O Tribunal de Contas do Estado de Rondônia (TCE-RO) decidiu conceder efeito suspensivo ao recurso apresentado pelo ex-secretário municipal de Educação de Porto Velho, Leonardo Pereira Leocádio, suspendendo temporariamente a cobrança de uma multa de R$ 8,1 mil aplicada anteriormente pela Corte de Contas.
A decisão foi proferida pelo conselheiro Jailson Viana de Almeida, que reconheceu, em análise preliminar, que o recurso atende aos requisitos legais para ser processado.
O recurso foi apresentado contra o Acórdão AC2-TC 00329/26, que julgou um processo de fiscalização relacionado ao Edital nº 01/2025 da Secretaria Municipal de Educação (SEMED).
A fiscalização analisou a legalidade do Processo Seletivo Simplificado para contratação de serviços voluntários destinados ao programa "Unidos pela Educação Inclusiva", desenvolvido pela Prefeitura de Porto Velho.
Na decisão anterior, o Tribunal aplicou multa ao então secretário municipal de Educação em razão de irregularidades apontadas durante a fiscalização.
Ex-secretário pede anulação da multa
No Pedido de Reexame, a defesa solicita que o Tribunal reveja a penalidade aplicada.
Entre os principais argumentos apresentados estão:
- ausência de fundamentação suficiente para justificar a multa;
- necessidade de aplicação dos critérios previstos na Lei de Introdução às Normas do Direito Brasileiro (LINDB);
- observância dos princípios da proporcionalidade e da razoabilidade;
- reconhecimento de que os problemas identificados possuem caráter estrutural e histórico na rede municipal de ensino;
- inexistência de dano ao erário ou enriquecimento ilícito.
Multa fica suspensa
Ao analisar o recurso, o relator esclareceu que, nesta fase, o Tribunal ainda não julgou o mérito das alegações apresentadas pela defesa.

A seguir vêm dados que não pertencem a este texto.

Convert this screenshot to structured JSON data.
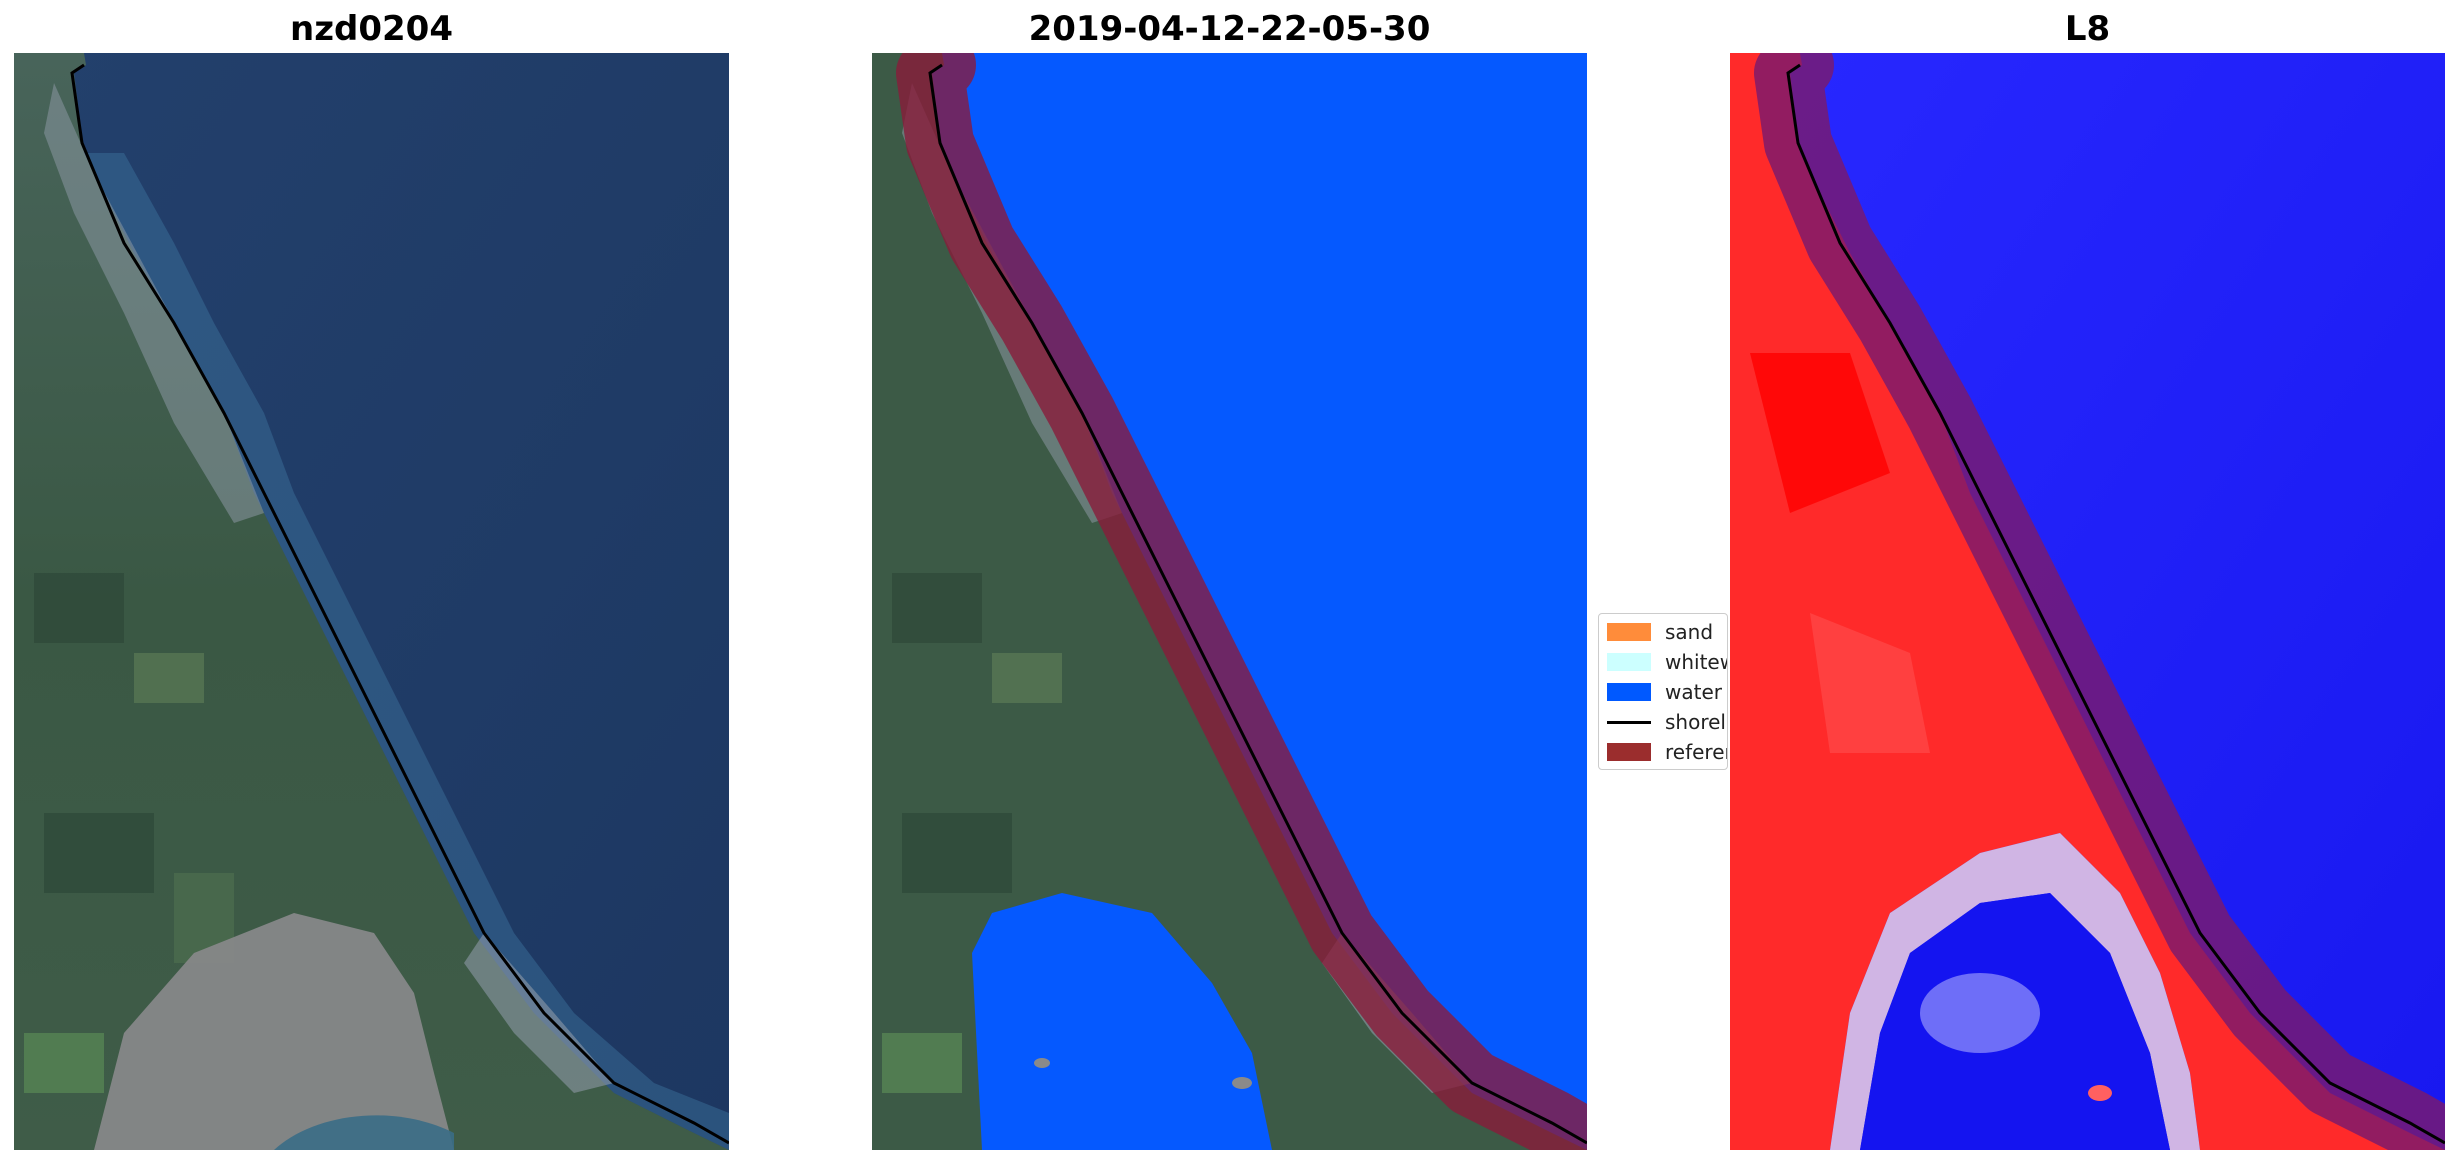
{
  "panels": [
    {
      "title": "nzd0204",
      "kind": "rgb"
    },
    {
      "title": "2019-04-12-22-05-30",
      "kind": "classified"
    },
    {
      "title": "L8",
      "kind": "index"
    }
  ],
  "legend": {
    "items": [
      {
        "label": "sand",
        "type": "patch",
        "color": "#ff8c3a"
      },
      {
        "label": "whitewater",
        "type": "patch",
        "color": "#ccffff"
      },
      {
        "label": "water",
        "type": "patch",
        "color": "#0059ff"
      },
      {
        "label": "shoreline",
        "type": "line",
        "color": "#000000"
      },
      {
        "label": "reference",
        "type": "patch",
        "color": "#9b2d2d"
      }
    ]
  },
  "colors": {
    "ocean": "#1f3f6e",
    "land": "#3c5a46",
    "water_class": "#0559ff",
    "buffer": "#8b1a3a",
    "index_high": "#ff2020",
    "index_low": "#1818ff"
  }
}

A decisão limitou-se à análise dos requisitos formais do recurso, concluindo que ele foi protocolado dentro do prazo legal, por parte legítima e conforme prevê o Regimento Interno do TCE-RO.
Por esse motivo, foi concedido o efeito suspensivo, mecanismo jurídico que impede a execução imediata da penalidade até que haja julgamento definitivo do recurso.
Na prática, isso significa que a multa aplicada ao ex-secretário não poderá ser cobrada neste momento.
Processo seguirá para o Ministério Público de Contas
Com a admissibilidade reconhecida, o processo será encaminhado ao Ministério Público de Contas (MPC-RO), que emitirá parecer sobre o recurso.
Somente após essa manifestação e a análise do mérito pelo Tribunal de Contas será definida a manutenção, alteração ou eventual anulação da decisão anterior.
Decisão não altera julgamento definitivo
O TCE-RO destacou que a concessão do efeito suspensivo não representa absolvição nem reforma da decisão anterior.
Trata-se de uma medida prevista na legislação para garantir o direito ao contraditório e à ampla defesa, evitando a execução da sanção antes da análise completa dos argumentos apresentados pelo recorrente.
Agora, o Pedido de Reexame seguirá sua tramitação normal até o julgamento final pelos membros da Corte de Contas, quando será decidido se a multa será mantida, reduzida ou cancelada.